I was unimpressed, having heard ART’s “villain of a long-running mythic adventure serial” voice before, but all the humans got quiet. Amena shifted uncertainly and looked at me. Then Ratthi whispered, “Was that a subtle threat?”

I said, “No. It wasn’t subtle.”

Amena hugged herself, then said, “How did the gray people steal your crew?”

ART said, There was a catastrophic event when my crew and I first entered this system. My memory archive was disrupted and I’m still attempting to reconstruct it.

Oh, fantastic. I said, “Is your comm shut down?”

It was not an attack launched via the comm, because I’m not an idiot.

“And I’m not the one who got taken down by a viral malware attack, so maybe you are an idiot,” I said. Yeah, I was all over the place with that one.

ART said, It was not a viral malware attack, it was an unidentified event.

“That’s fucking reassuring.”

“Hey, hey!” Amena waved an arm, snapping her fingers. “Please don’t stop telling us what happened! So your crew were taken prisoner by these gray people, correct? And are the gray people from the lost colony that Eletra’s ship was looking for?”

Everybody turned to look at Eletra, who stared blearily back.

ART said, Those are logical assumptions, though I have no direct evidence to support them. I know that we arrived in this system in response to a distress call from a corporate reclamation expedition. At some point, I experienced a catastrophic system malfunction that caused me to reinitialize. After the reinitialization, I found the intruders aboard. They said they were holding my crew hostage, and demanded weapons. I offered a weapon.

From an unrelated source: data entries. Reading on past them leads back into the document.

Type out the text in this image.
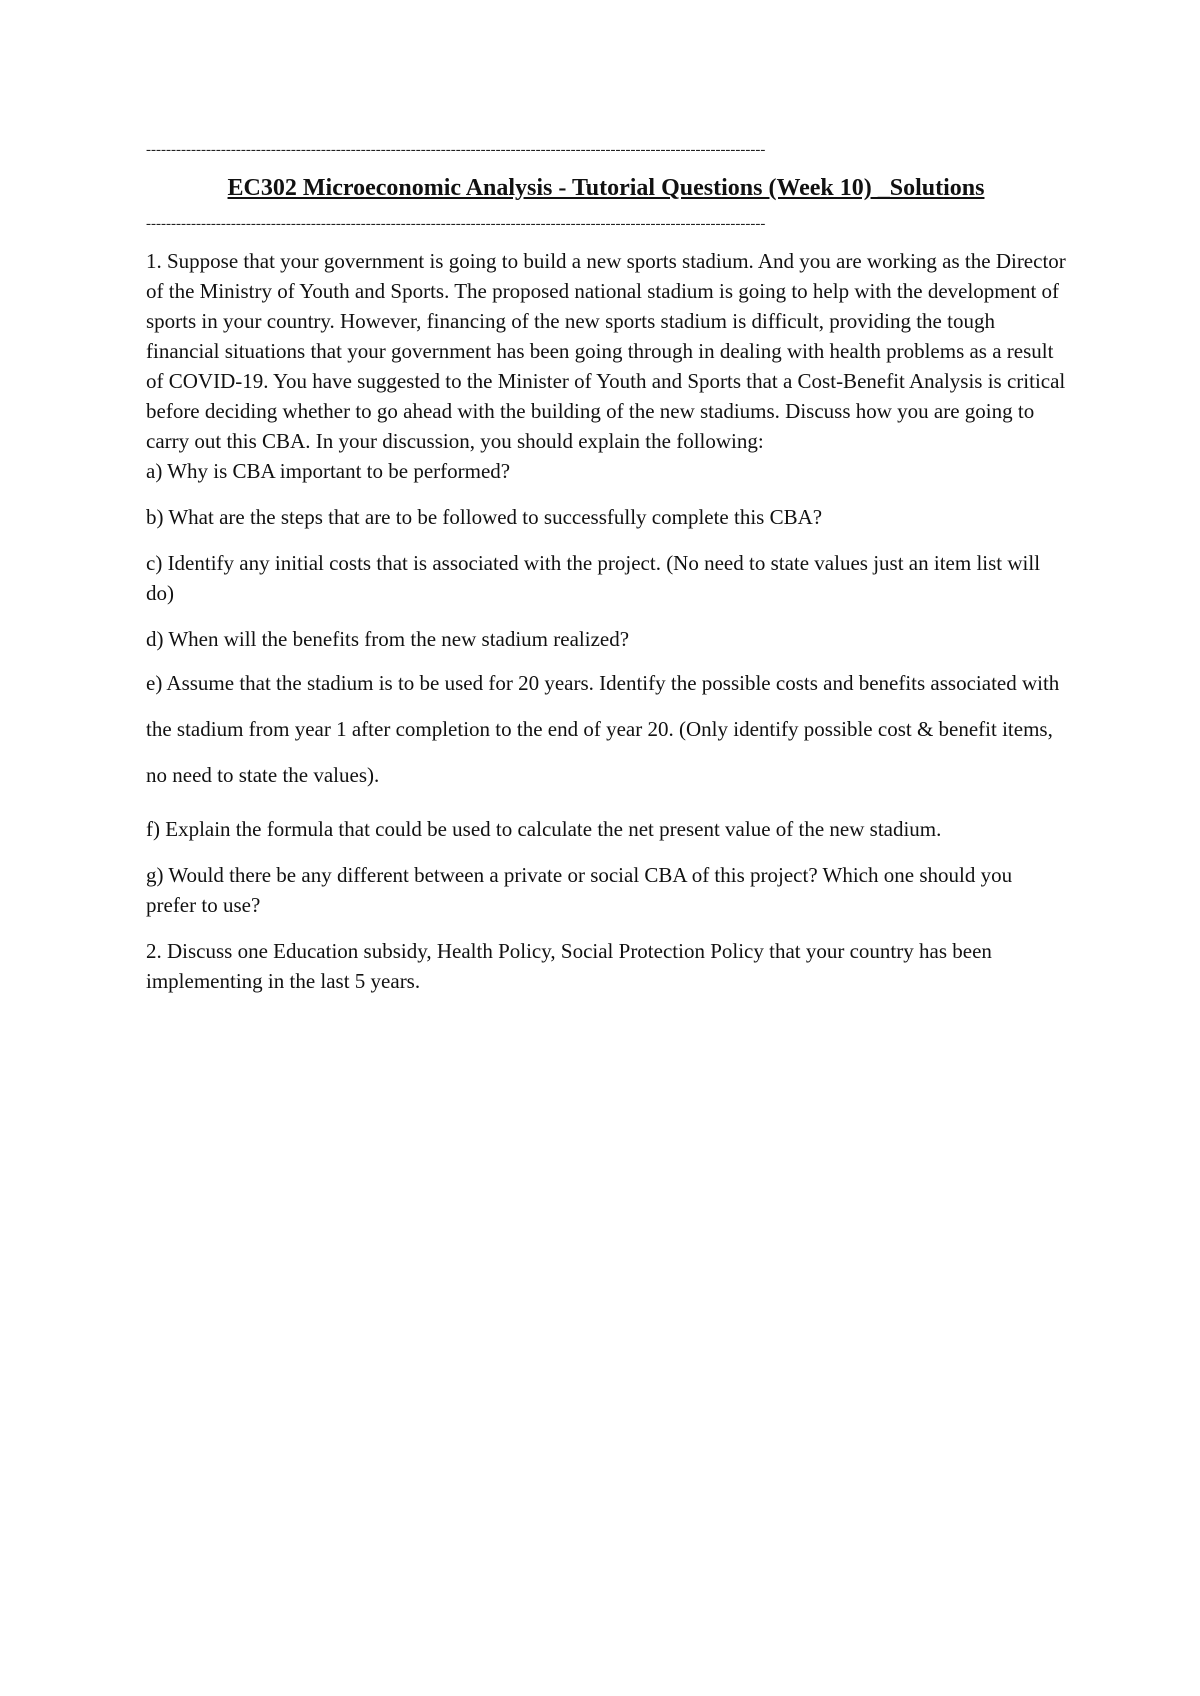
----------------------------------------------------------------------------------------------------------------------------
EC302 Microeconomic Analysis - Tutorial Questions (Week 10) _Solutions
----------------------------------------------------------------------------------------------------------------------------

1. Suppose that your government is going to build a new sports stadium. And you are working as the Director of the Ministry of Youth and Sports. The proposed national stadium is going to help with the development of sports in your country. However, financing of the new sports stadium is difficult, providing the tough financial situations that your government has been going through in dealing with health problems as a result of COVID-19. You have suggested to the Minister of Youth and Sports that a Cost-Benefit Analysis is critical before deciding whether to go ahead with the building of the new stadiums. Discuss how you are going to carry out this CBA. In your discussion, you should explain the following:

a) Why is CBA important to be performed?

b) What are the steps that are to be followed to successfully complete this CBA?

c) Identify any initial costs that is associated with the project. (No need to state values just an item list will do)

d) When will the benefits from the new stadium realized?

e) Assume that the stadium is to be used for 20 years. Identify the possible costs and benefits associated with the stadium from year 1 after completion to the end of year 20. (Only identify possible cost & benefit items, no need to state the values).

f) Explain the formula that could be used to calculate the net present value of the new stadium.

g) Would there be any different between a private or social CBA of this project? Which one should you prefer to use?

2. Discuss one Education subsidy, Health Policy, Social Protection Policy that your country has been implementing in the last 5 years.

Everybody looked at me again.

Arada did the lip-biting thing. “You brought them to SecUnit. Because you knew SecUnit would be able to handle the situation.”

I did.

“The attack on our baseship could have killed all of us,” Thiago said, some heat creeping into his voice.

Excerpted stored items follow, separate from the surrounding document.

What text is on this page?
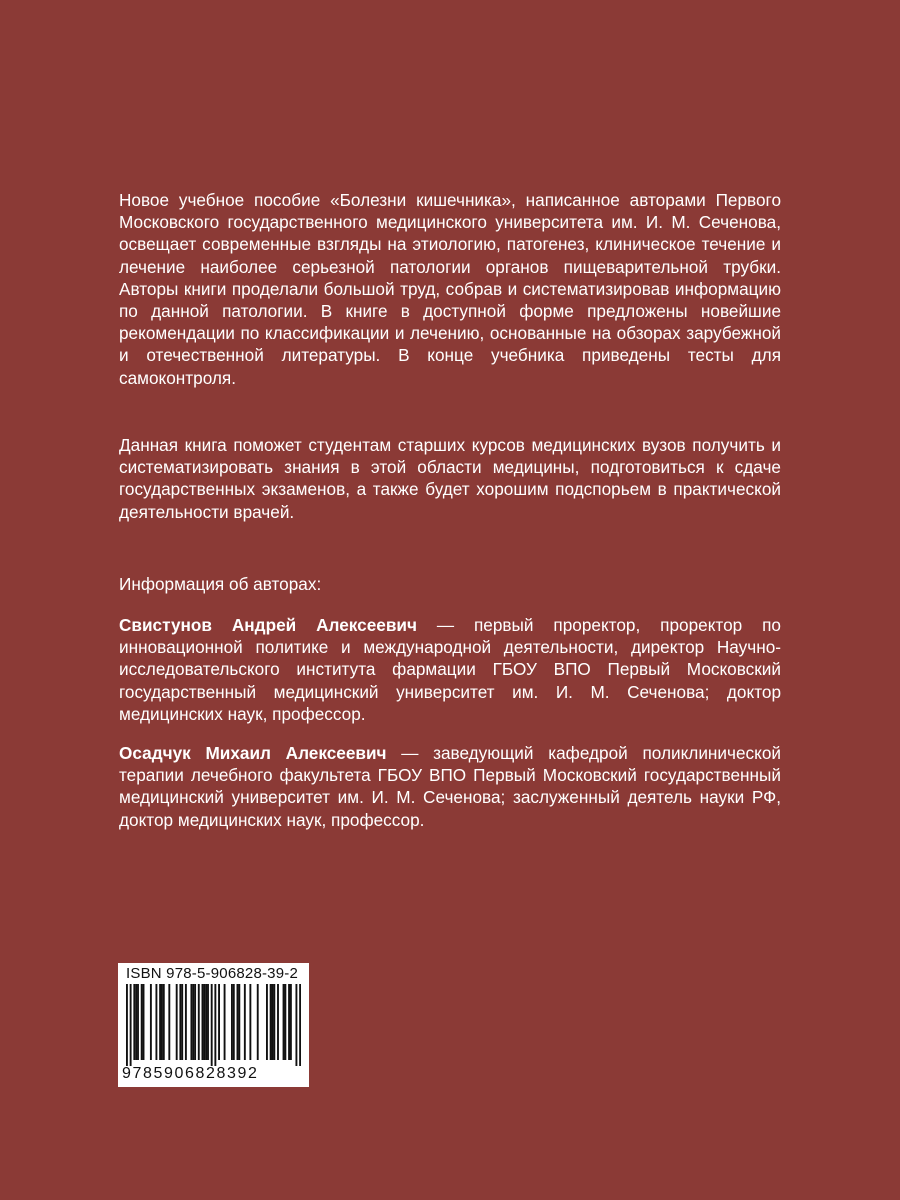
Новое учебное пособие «Болезни кишечника», написанное авторами Первого Московского государственного медицинского университета им. И. М. Сеченова, освещает современные взгляды на этиологию, патогенез, клиническое течение и лечение наиболее серьезной патологии органов пищеварительной трубки. Авторы книги проделали большой труд, собрав и систематизировав информацию по данной патологии. В книге в доступной форме предложены новейшие рекомендации по классификации и лечению, основанные на обзорах зарубежной и отечественной литературы. В конце учебника приведены тесты для самоконтроля.

Данная книга поможет студентам старших курсов медицинских вузов получить и систематизировать знания в этой области медицины, подготовиться к сдаче государственных экзаменов, а также будет хорошим подспорьем в практической деятельности врачей.

Информация об авторах:

Свистунов Андрей Алексеевич — первый проректор, проректор по инновационной политике и международной деятельности, директор Научно-исследовательского института фармации ГБОУ ВПО Первый Московский государственный медицинский университет им. И. М. Сеченова; доктор медицинских наук, профессор.

Осадчук Михаил Алексеевич — заведующий кафедрой поликлинической терапии лечебного факультета ГБОУ ВПО Первый Московский государственный медицинский университет им. И. М. Сеченова; заслуженный деятель науки РФ, доктор медицинских наук, профессор.

ISBN 978-5-906828-39-2
9785906828392
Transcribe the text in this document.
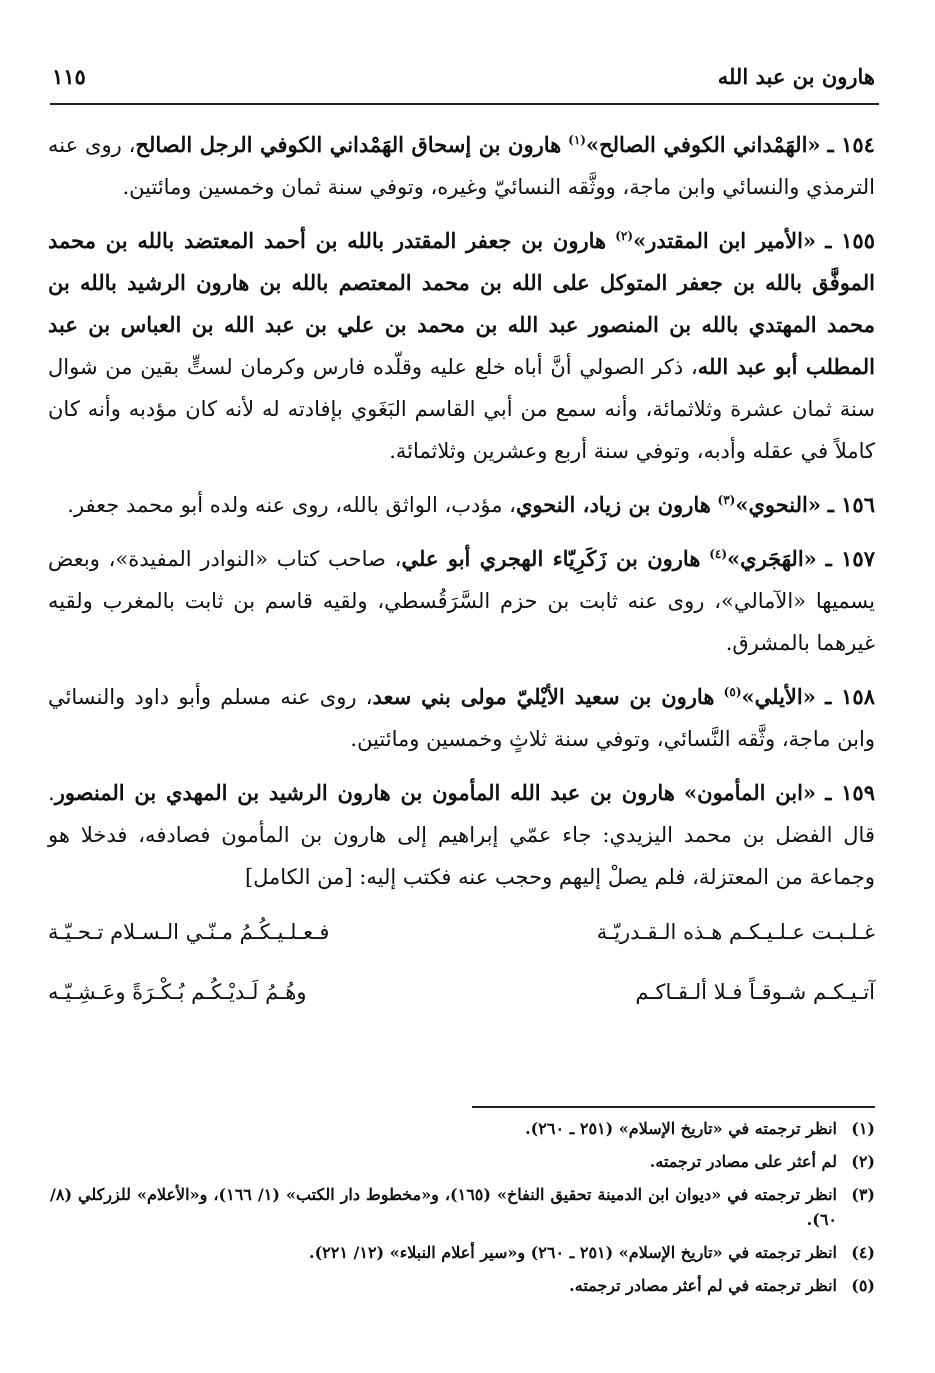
هارون بن عبد الله
١١٥

١٥٤ ـ «الهَمْداني الكوفي الصالح»$^{(١)}$ هارون بن إسحاق الهَمْداني الكوفي الرجل الصالح، روى عنه الترمذي والنسائي وابن ماجة، ووثَّقه النسائيّ وغيره، وتوفي سنة ثمان وخمسين ومائتين.

١٥٥ ـ «الأمير ابن المقتدر»$^{(٢)}$ هارون بن جعفر المقتدر بالله بن أحمد المعتضد بالله بن محمد الموفَّق بالله بن جعفر المتوكل على الله بن محمد المعتصم بالله بن هارون الرشيد بالله بن محمد المهتدي بالله بن المنصور عبد الله بن محمد بن علي بن عبد الله بن العباس بن عبد المطلب أبو عبد الله، ذكر الصولي أنَّ أباه خلع عليه وقلّده فارس وكرمان لستٍّ بقين من شوال سنة ثمان عشرة وثلاثمائة، وأنه سمع من أبي القاسم البَغَوي بإفادته له لأنه كان مؤدبه وأنه كان كاملاً في عقله وأدبه، وتوفي سنة أربع وعشرين وثلاثمائة.

١٥٦ ـ «النحوي»$^{(٣)}$ هارون بن زياد، النحوي، مؤدب، الواثق بالله، روى عنه ولده أبو محمد جعفر.

١٥٧ ـ «الهَجَري»$^{(٤)}$ هارون بن زَكَرِيّاء الهجري أبو علي، صاحب كتاب «النوادر المفيدة»، وبعض يسميها «الآمالي»، روى عنه ثابت بن حزم السَّرَقُسطي، ولقيه قاسم بن ثابت بالمغرب ولقيه غيرهما بالمشرق.

١٥٨ ـ «الأيلي»$^{(٥)}$ هارون بن سعيد الأيْليّ مولى بني سعد، روى عنه مسلم وأبو داود والنسائي وابن ماجة، وثَّقه النَّسائي، وتوفي سنة ثلاثٍ وخمسين ومائتين.

١٥٩ ـ «ابن المأمون» هارون بن عبد الله المأمون بن هارون الرشيد بن المهدي بن المنصور. قال الفضل بن محمد اليزيدي: جاء عمّي إبراهيم إلى هارون بن المأمون فصادفه، فدخلا هو وجماعة من المعتزلة، فلم يصلْ إليهم وحجب عنه فكتب إليه: [من الكامل]

غـلـبـت عـلـيـكـم هـذه الـقـدريّـة
فـعـلـيـكُـمُ مـنّـي الـسـلام تـحـيّـة
آتـيـكـم شـوقـاً فـلا ألـقـاكـم
وهُـمُ لَـديْـكُـم بُـكْـرَةً وعَـشِـيّـه
(١)
انظر ترجمته في «تاريخ الإسلام» (٢٥١ ـ ٢٦٠).
(٢)
لم أعثر على مصادر ترجمته.
(٣)
انظر ترجمته في «ديوان ابن الدمينة تحقيق النفاخ» (١٦٥)، و«مخطوط دار الكتب» (١/ ١٦٦)، و«الأعلام» للزركلي (٨/ ٦٠).
(٤)
انظر ترجمته في «تاريخ الإسلام» (٢٥١ ـ ٢٦٠) و«سير أعلام النبلاء» (١٢/ ٢٢١).
(٥)
انظر ترجمته في لم أعثر مصادر ترجمته.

No shit, Thiago, you think?

Ratthi hissed under his breath, but before he could tell Thiago to shut up, ART said, That was a chance I was willing to take.

Oh, okay. I was either having a processing error, or something that the shows I watch call a “rage blackout,” or another emotional collapse. So I pushed off the med platform, walked out of the sterile field and into the restroom, and slammed my hand on the hatch close control.